Diversification Opportunities for Park Hotels and VICI Properties
-0.89 | Correlation Coefficient |
Pay attention - limited upside
The 3 months correlation between Park and VICI is -0.89. Overlapping area represents the amount of risk that can be diversified away by holding Park Hotels Resorts and VICI Properties in the same portfolio, assuming nothing else is changed. The correlation between historical prices or returns on VICI Properties and Park Hotels is a relative statistical measure of the degree to which these equity instruments tend to move together. The correlation coefficient measures the extent to which returns on Park Hotels Resorts are associated (or correlated) with VICI Properties. Values of the correlation coefficient range from -1 to +1, where. The correlation of zero (0) is possible when the price movement of VICI Properties has no effect on the direction of Park Hotels i.e., Park Hotels and VICI Properties go up and down completely randomly.

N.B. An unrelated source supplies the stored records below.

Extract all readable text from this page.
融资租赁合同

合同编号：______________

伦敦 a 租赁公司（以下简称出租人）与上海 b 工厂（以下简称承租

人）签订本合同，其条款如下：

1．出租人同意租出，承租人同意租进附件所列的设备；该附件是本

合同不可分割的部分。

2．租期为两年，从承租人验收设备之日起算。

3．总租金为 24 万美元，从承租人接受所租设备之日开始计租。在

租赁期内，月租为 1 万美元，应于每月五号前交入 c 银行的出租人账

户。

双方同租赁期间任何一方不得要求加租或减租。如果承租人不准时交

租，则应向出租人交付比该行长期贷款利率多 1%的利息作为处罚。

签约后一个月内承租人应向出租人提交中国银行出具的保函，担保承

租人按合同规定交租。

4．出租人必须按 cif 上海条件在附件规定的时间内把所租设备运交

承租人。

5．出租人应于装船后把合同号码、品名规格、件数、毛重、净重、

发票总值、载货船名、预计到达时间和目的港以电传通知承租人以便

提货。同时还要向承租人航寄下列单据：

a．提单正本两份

Pair Corralation between Park Hotels and VICI Properties
Allowing for the 90-day total investment horizon Park Hotels Resorts is expected to under-perform the VICI Properties. In addition to that, Park Hotels is 1.46 times more volatile than VICI Properties. It trades about -0.21 of its total potential returns per unit of risk. VICI Properties is currently generating about 0.14 per unit of volatility. If you would invest 2,874 in VICI Properties on December 26, 2024 and sell it today you would earn a total of 316.00 from holding VICI Properties or generate 11.0% return on investment over 90 days.
Time Period | 3 Months [change] |
Direction | Moves Against |
Strength | Significant |
Accuracy | 100.0% |
Values | Daily Returns |
Park Hotels Resorts vs. VICI Properties
Performance |
Timeline |
Park Hotels Resorts |
VICI Properties |
Park Hotels and VICI Properties Volatility Contrast
Predicted Return Density |
Returns |
Pair Trading with Park Hotels and VICI Properties
The main advantage of trading using opposite Park Hotels and VICI Properties positions is that it hedges away some unsystematic risk. Because of two separate transactions, even if Park Hotels position performs unexpectedly, VICI Properties can make up some of the losses. Pair trading also minimizes risk from directional movements in the market. For example, if an entire industry or sector drops because of unexpected headlines, the short position in VICI Properties will offset losses from the drop in VICI Properties' long position.Park Hotels vs. Diamondrock Hospitality | Park Hotels vs. Ryman Hospitality Properties | Park Hotels vs. Pebblebrook Hotel Trust | Park Hotels vs. Sunstone Hotel Investors |
VICI Properties vs. Broadstone Net Lease | VICI Properties vs. Armada Hflr Pr | VICI Properties vs. Brightspire Capital | VICI Properties vs. Safehold |
Check out your portfolio center.Note that this page's information should be used as a complementary analysis to find the right mix of equity instruments to add to your existing portfolios or create a brand new portfolio. You can also try the Odds Of Bankruptcy module to get analysis of equity chance of financial distress in the next 2 years.